Un autre aspect de l’enquête de l’Observatoire régional de la Santé sur la précarité traite des personnes handicapées - enfants et adultes.
Du point de vue de la répartition de l’allocation d’éducation de l’enfant handicapé (AEEH, ex-AES), La Réunion comptait en 2006, 2.546 familles ayant au moins un enfant handicapé de moins de 20 ans pour lequel elles percevaient l’AEEH.
2.661 enfants étaient concernés, représentant un taux proche de 10‰ (dix pour mille) enfants de moins de 20 ans.
Ce nombre des bénéficiaires de l’AEEH a augmenté de 12,5% entre 2002 et 2006, mais les données disponibles ne permettent pas de distinguer plus avant entre les différentes natures de handicaps, ni de comprendre de quel poids ils grèvent les ressources des familles, ou encore comment l’AEEH permet à celles-ci de faire face. On peut seulement comparer avec le niveau d’équipement en établissements pour enfants et jeunes handicapés, au nombre de 32 en 2006 pour 1.640 lits ou places, contre 30 en 2002 et 1419 lits ou places.
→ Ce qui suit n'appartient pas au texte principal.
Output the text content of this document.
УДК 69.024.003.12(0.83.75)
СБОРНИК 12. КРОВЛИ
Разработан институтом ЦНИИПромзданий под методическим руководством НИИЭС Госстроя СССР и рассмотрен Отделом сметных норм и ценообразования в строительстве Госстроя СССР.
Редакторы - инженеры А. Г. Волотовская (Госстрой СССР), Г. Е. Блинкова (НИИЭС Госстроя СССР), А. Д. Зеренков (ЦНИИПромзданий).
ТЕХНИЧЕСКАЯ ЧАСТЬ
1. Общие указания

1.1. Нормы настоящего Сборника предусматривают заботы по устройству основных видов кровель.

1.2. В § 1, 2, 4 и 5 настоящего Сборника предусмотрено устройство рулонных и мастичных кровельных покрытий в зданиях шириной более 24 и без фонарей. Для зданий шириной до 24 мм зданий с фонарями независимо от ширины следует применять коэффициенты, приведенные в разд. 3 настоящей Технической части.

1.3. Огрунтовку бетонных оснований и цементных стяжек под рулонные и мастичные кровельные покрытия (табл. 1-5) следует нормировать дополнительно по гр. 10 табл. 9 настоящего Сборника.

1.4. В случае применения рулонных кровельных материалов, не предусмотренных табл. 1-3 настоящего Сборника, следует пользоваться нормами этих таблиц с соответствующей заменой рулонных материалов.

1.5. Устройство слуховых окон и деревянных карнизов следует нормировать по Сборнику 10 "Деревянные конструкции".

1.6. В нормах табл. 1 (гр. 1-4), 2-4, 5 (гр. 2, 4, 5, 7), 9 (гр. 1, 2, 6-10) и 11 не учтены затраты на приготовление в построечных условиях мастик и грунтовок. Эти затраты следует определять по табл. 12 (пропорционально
En termes d’équipement médico-social, la Réunion compte 13 instituts médico-éducatifs (IME), 12 services à domicile pour handicapés (SESSAD), 3 établissements d’éducation spéciale pour polyhandicapés, 3 établissements pour handicapés moteurs et 1 pour les déficients sensoriels. L’ensemble un taux d’équipement global, pour mille jeunes, de 5,90‰ en éducation spécialisée (8,78‰ en France) et de 2,09‰ pour l’aide sociale à l’enfance (4,51‰ en France).
Pour ce qui concerne les adultes handicapés, ce qui ressort surtout est un taux d’équipement régional moins important, et près de « deux fois inférieur à la moyenne métropolitaine ». (Voir tableau 1)
Le handicap - sauf quand est limité et pour ainsi dire surmonté ou compensé - est presque toujours un facteur d’aggravation de la précarité. Il retard souvent la formation d’un enfant, lorsqu’il ne l’interdit pas complètement. Il peut empêcher un adulte d’accéder à un travail et donc, à son autonomie et il peut aussi, dans certains cas de handicap lourd, peser sur d’autres membres de la famille, dont le parcours professionnel peut être entravé ou stoppé net par les soins à porter à un proche handicapé. Et ces facteurs-là, peu d’enquêtes permettent de les mesurer.